I am reminded of one of the most difficult to swallow (personally) sections of the New Testament.
“…no human being can tame the tongue. It is a restless evil, full of deadly poison. With it we bless our Lord and Father, and with it we curse people who are made in the likeness of God. From the same mouth come blessing and cursing. My brothers, these things ought not to be so.”
With the same tongue we curse…
As bloggers, we can be especially guilty of this. We are very quick to criticize, judge, and state our opinion on how the latest author or speaker is “off” doctrinally or in practice. We often sensationalize their error, creating the sense that they are extremely far from orthodoxy and perhaps even heretics. In fact, we wield the word heretic in a very cavalier fashion, discouraging and wounding the reputation of people who are not only made in the likeness of God, but are coworkers in the gospel, co-heirs to salvation and glory.
My brothers, these things ought not to be so.
When words are many…
Indeed, there is much godless preaching, possibly even heresy coming from some pulpits in the American church. There is unsound doctrine being written every day (and our “Christian” bookstores are full of it.) Some bloggers, perhaps desiring to protect the flock of God, call it out at every opportunity, but, “When words are many, transgression is not lacking…” (Prov 10:19a). Lacking the benefit of context, relationship, or perhaps understanding and discernment, harsh criticism is aimed in the wrong direction from time to time.
In an abundance of counselors…
When wielding pastoral authority (which is given by God and recognized by a council of other leaders, and is not assumed based on blog readership, and for which the one who wields it will answer to God), especially in the area of pronouncements of doctrinal positions and error, community and an abundance of counsel is critical. “Where there is no guidance, a people falls, but in an abundance of counselors there is safety.” (Prov. 11:14).
Major industry leading blogs are already moving to a team-blogging model.

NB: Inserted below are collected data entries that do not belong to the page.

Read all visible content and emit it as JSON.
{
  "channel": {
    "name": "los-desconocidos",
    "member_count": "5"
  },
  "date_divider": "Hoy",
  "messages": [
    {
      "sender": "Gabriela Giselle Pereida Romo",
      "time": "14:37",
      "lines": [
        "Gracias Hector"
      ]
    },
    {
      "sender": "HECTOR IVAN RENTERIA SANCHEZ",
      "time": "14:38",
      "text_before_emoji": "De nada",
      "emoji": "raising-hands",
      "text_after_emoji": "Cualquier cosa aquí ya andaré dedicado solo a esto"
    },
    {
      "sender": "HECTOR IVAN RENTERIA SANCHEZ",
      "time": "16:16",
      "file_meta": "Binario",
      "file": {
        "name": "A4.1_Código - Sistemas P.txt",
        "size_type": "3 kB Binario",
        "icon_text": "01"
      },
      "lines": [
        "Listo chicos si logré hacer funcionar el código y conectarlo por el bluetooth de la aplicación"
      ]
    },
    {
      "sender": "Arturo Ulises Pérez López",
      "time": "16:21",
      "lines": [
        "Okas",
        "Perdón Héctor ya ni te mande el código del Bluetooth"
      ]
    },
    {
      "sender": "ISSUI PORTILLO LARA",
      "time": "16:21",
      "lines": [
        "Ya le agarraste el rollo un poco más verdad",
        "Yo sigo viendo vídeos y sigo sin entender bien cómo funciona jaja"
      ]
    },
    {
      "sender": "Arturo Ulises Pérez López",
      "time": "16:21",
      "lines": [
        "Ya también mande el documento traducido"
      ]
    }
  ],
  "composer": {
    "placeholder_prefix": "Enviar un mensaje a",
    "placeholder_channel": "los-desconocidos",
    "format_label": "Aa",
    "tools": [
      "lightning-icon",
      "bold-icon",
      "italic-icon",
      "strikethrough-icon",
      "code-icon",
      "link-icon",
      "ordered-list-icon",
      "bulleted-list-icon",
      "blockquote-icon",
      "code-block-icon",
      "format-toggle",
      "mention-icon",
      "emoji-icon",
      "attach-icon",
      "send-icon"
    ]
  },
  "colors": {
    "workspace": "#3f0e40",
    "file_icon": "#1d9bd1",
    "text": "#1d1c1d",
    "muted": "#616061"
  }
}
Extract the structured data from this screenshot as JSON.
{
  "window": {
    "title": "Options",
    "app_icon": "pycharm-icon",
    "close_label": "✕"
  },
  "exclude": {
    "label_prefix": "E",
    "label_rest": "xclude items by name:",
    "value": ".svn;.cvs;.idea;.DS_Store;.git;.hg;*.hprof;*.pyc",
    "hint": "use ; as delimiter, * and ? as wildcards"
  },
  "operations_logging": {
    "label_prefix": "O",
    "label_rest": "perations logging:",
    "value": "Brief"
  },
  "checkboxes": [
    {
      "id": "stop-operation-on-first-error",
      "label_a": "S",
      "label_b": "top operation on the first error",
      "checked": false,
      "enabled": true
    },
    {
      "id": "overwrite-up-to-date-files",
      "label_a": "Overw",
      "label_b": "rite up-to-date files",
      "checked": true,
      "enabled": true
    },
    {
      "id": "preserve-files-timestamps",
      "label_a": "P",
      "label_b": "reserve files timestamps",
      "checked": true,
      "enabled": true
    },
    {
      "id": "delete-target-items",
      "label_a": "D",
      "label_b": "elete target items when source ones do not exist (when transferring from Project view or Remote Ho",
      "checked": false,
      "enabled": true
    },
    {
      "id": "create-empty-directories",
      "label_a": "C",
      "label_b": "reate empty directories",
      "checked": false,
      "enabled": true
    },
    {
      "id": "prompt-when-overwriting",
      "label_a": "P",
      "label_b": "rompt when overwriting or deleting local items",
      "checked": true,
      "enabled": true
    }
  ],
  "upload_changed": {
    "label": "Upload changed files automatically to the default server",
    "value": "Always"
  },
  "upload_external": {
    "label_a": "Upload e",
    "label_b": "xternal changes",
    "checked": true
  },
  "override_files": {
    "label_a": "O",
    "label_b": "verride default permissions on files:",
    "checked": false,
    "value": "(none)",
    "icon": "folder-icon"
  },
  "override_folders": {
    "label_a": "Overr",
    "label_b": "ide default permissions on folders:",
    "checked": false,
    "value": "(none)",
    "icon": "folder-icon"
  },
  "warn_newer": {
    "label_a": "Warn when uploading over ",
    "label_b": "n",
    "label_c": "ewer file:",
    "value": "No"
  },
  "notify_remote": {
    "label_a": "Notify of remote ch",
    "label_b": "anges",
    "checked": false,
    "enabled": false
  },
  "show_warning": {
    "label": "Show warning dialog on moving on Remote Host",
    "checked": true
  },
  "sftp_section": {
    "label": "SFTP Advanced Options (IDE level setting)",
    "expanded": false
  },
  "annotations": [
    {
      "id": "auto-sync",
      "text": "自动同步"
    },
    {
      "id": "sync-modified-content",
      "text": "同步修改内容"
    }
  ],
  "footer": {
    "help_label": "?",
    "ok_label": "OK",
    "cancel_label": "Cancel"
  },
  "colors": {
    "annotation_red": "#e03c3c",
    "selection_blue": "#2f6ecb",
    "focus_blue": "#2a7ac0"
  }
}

I believe this is the future of blogging. A team of individuals who together are able to produce a much higher quality product than the individual.
When deciding on theological positions, church leaders submit their ideas to counsel. Bloggers would be wise to do the same when they venture outside the realm of observation or commentary into the area of pronouncing error. Submitting one’s writing to this type of counsel will go a long way in avoiding cutting down a brother who is earnestly trying to do God’s work.
“For you were called to freedom, brothers. Only do not use your freedom as an opportunity for the flesh, but through love serve one another. For the whole law is fulfilled in one word: “You shall love your neighbor as yourself.” But if you bite and devour one another, watch out that you are not consumed by one another.”